本書の対談の目的は、2020年度から実施される高校の学習指導要領に入る新必履修科目「歴史総合」の発展に貢献したかったと山内昌之は言う。
山内昌之は中東の歴史が専門で、佐藤勝はご存知の通り元外務省分析官。
日本の近現代史で、これまで何となく気になっていた明治以降の歴史の背景や裏側の事情などを、この二人
...続きを読むがつまびらかに語ってくれる。
二人の情報量の多さ(博識)と鮮やかな切り口に感動さえ覚える。
例えば、
〇黒船来航時の混乱については、「江戸幕府はオランダからの国際情勢報告と、中国との通商ネットワークから、(アヘン戦争について)かなり正確な情報を得ていた。(黒船来航は)まったく未知の危機への驚きではなく、脅威は予期していました。そして危機感を想像力で膨らませすぎた結果として、必要以上のパニックを起こしたわけです」
そして「ペリーの力ずくの対日外交の背景には、イギリスとの国際的海運競争という重圧もあった」として、米英の国際的海運競争の実態を解き明かしてくれる。
また、当時の幕府も薩長も外国が深入りすることを嫌い、「外国の介入より敗北を選んだ幕府」の背景に迫り、戊辰戦争が世界でも犠牲の少ない内戦で終結させた理由を解き明かす。
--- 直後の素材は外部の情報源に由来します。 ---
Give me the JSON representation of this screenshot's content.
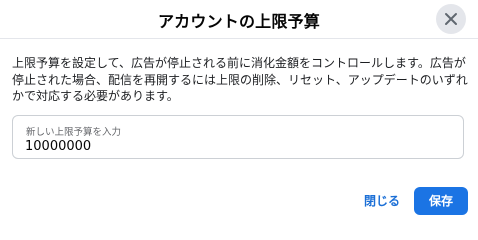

〇時代は下って、「昭和を通じて、陸軍が最も警戒し準備しているのは対ロシア戦で、少なくとも陸軍の一部には蒋介石の中国と長期戦などやっている場合ではない、という認識があった・・・(略)・・・昭和13年1月の大本営政府連絡会議では、参謀本部の実質トップの多田駿が(中国の)戦線拡大に断固反対し、それに対して和平工作の打ち切りを主張したのが外務大臣だった広田弘毅でした。城山三郎の『落日燃ゆ』によるフィクションは歴史の真実を錯覚させるという点で怖いものがある・・・(略)・・・この広田弘毅という人物がよりによってこの時期に外務大臣の座にいたことがたいへん不幸だった。普通考えられがちな陸軍と外務省のイメージがここでは逆転しているのです。その結果、近衛文麿首相が出したのが『国民政府を相手とせず』で有名な近衛声明でした」
これら以外にも、西郷・大久保の対立、太平洋戦争への決断や、戦後の国体という意味についても面白い対談が交わされている。
近現代史に興味のある人にとっては、非常に有意義な必読書になると思う。